I explain my mother to my father my father to my little sister
My little sister to my brother my brother to the white feminists
The white feminists to the Black church folks the Black church folks
To the ex-hippies the ex-hippies to the Black separatists the
Black separatists to the artists the artists to my friends’ parents…
I’ve got to explain myself
I do more translating
Than the Gawdamn U.N.
I’m sick of it.
I’m sick of filling in your gaps
Sick of being your insurance against
the isolation of your self-imposed limitations
Sick of being the crazy at your holiday dinners
Sick of being the odd one at your Sunday Brunches
Sick of being the sole Black friend to 34 individual white people
Find another connection to the rest of the world
Find something else to make you legitimate
Find some other way to be political and hip
I will not be the bridge to your womanhood Your manhood
I’m sick of reminding you not to
Close off too tight for too long
I’m sick of mediating with your worst self
On behalf of your better selves
I am sick
Of having to remind you
Before you suffocate
Your own fool self
Stretch or drown
Evolve or die
The bridge I must be
Is the bridge to my own power
I must translate
My own fears
My own weaknesses
I must be the bridge to nowhere
But my true self
I will be useful
In 1991, at the University of Washington in Seattle, I enrolled in a course at the Women’s Studies Department and the anthology This Bridge Called My Back: Writings by Radical Women of Color was a required text. Rushin’s poem, used to set the tone of this book, was my introduction to the power of feminist expression.
This Bridge Called My Back was originally published by Persephone Press, Inc.
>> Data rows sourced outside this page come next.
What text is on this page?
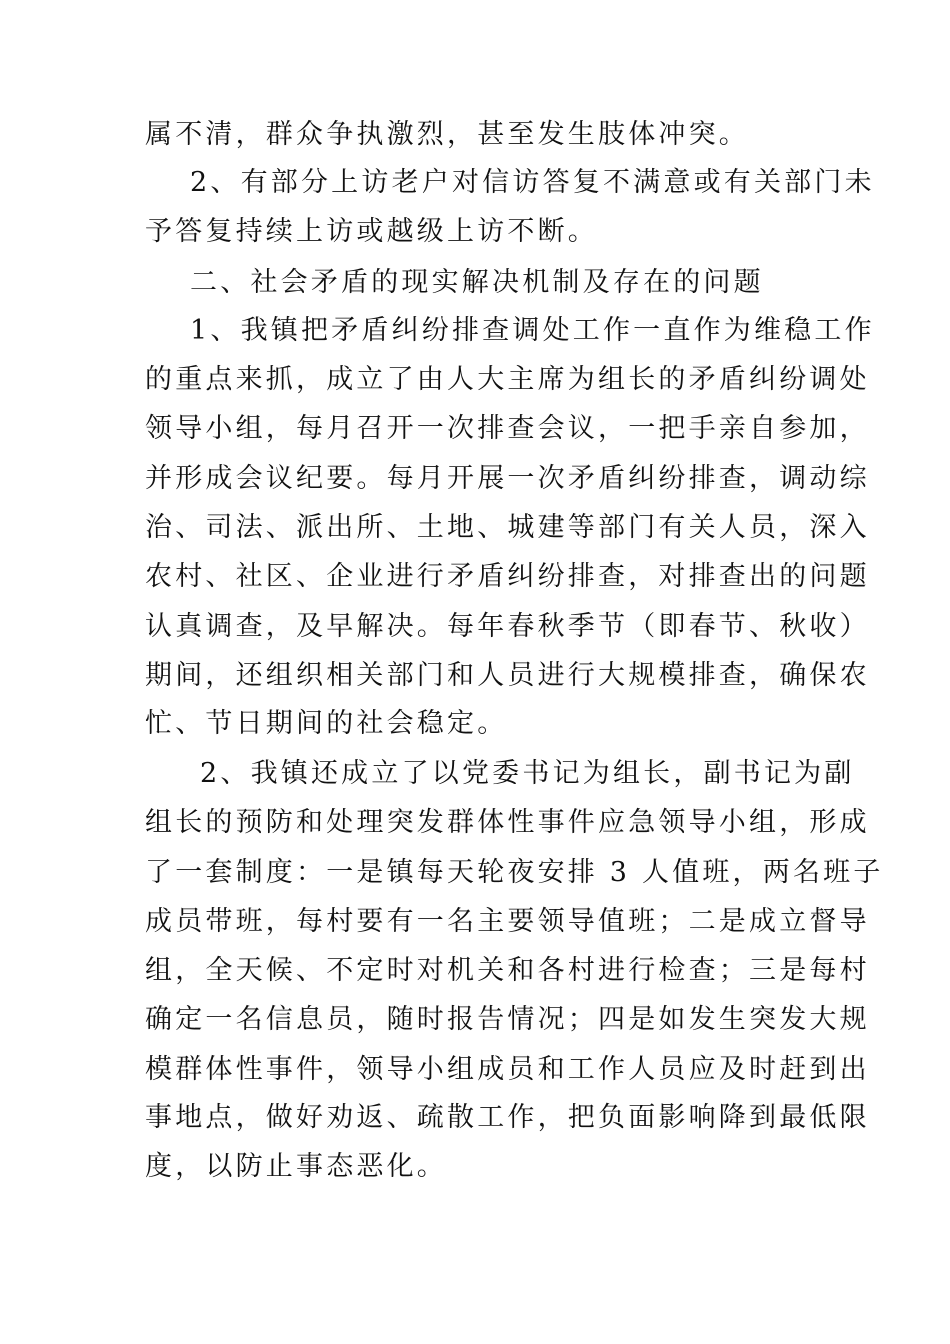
属不清，群众争执激烈，甚至发生肢体冲突。
2、有部分上访老户对信访答复不满意或有关部门未
予答复持续上访或越级上访不断。
二、社会矛盾的现实解决机制及存在的问题
1、我镇把矛盾纠纷排查调处工作一直作为维稳工作
的重点来抓，成立了由人大主席为组长的矛盾纠纷调处
领导小组，每月召开一次排查会议，一把手亲自参加，
并形成会议纪要。每月开展一次矛盾纠纷排查，调动综
治、司法、派出所、土地、城建等部门有关人员，深入
农村、社区、企业进行矛盾纠纷排查，对排查出的问题
认真调查，及早解决。每年春秋季节（即春节、秋收）
期间，还组织相关部门和人员进行大规模排查，确保农
忙、节日期间的社会稳定。
2、我镇还成立了以党委书记为组长，副书记为副
组长的预防和处理突发群体性事件应急领导小组，形成
了一套制度：一是镇每天轮夜安排 3 人值班，两名班子
成员带班，每村要有一名主要领导值班；二是成立督导
组，全天候、不定时对机关和各村进行检查；三是每村
确定一名信息员，随时报告情况；四是如发生突发大规
模群体性事件，领导小组成员和工作人员应及时赶到出
事地点，做好劝返、疏散工作，把负面影响降到最低限
度，以防止事态恶化。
In 1981, when that publisher ceased operation and the book was out of print, a second edition of This Bridge Called My Back was published in 1983 by the now defunct Kitchen Table: Women of Color Press. The importance here lies in the fact that all the key people who brought this book back for a second edition were women of color: the co-editors, Cherríe Moraga and Gloria Anzaldúa and the co-publishers Barbara Smith and Audre Lorde.
I grew up in a liberal household so the concept of female empowerment was part of my early development. My mother’s voice was strong and relevant in my home and both my mother and my father made a conscious effort to raise their children with compassion and un-bias and to encourage us in scholarly pursuits and the Arts. I was a voracious reader and my parents fed that hunger. But the majority of what was (and still is) deemed “great literature” in elementary and high school curriculum, is a white male western point of view. And I am not condemning this view. I could not have survived the angst of my teenage years without Mark Twain or Thomas Mann, D.H. Lawrence or Dostoyevsky or Dickens, or George Bernard Shaw and Eugene O’Neill, to name too few. And there were women like Jane Austen, Emily Dickinson, George Eliot and Virginia Woolf. But to be a 19-year-old woman, just barely a woman, just coming into my sexuality, looking for my place and my voice in the world, and to read works that reflected a point of view that was not only female, but at times was lesbian or latina or black, was an epiphany for me.
I reveled in the words of women feeling caught at cultural crossroads, not always fitting into a society that didn’t take their skin color/sexuality/vagina into account. I found comfort in the words of Cherríe Moraga and Rosario Morales who, like me, had a mixture of race and culture and religion in their backgrounds which both defined them and isolated them at times. And while most of my life I may have been made to feel like I didn’t fit in as a “white girl”, I was made to realize how I took my fair skin color for granted.
I discovered that the universal voice in so many art forms was one that had been indoctrinated, so that when an artist didn’t fit that “voice” the message seemed foreign or too bogged down by a political agenda. But art becomes brilliant and transcends the artist when it speaks of the human experience through a multitude of textures, shades and hues that flavor the medium of choice.
Today, mainstream entertainment and art does reflect a slightly broader cultural perspective and the contributions of these four women along with all the writers included in the anthology have played a part in this evolution. This book is still listed on course readers at universities across the country and there are generations of women, myself included, that have been impacted by this seminal work. This Bridge Called My Back opened my eyes to how I absorb information around me and what I produce. It planted an agenda in me. I have dedicated my column to artistic achievements of women and dubbed 2008 “The Year of the Woman” because I feel a revolution coming. Or maybe it’s just a hope that while maybe “the more things change, the more things stay the same”, maybe, just maybe, there can be a world that reflects the creation of life and not the destruction of it.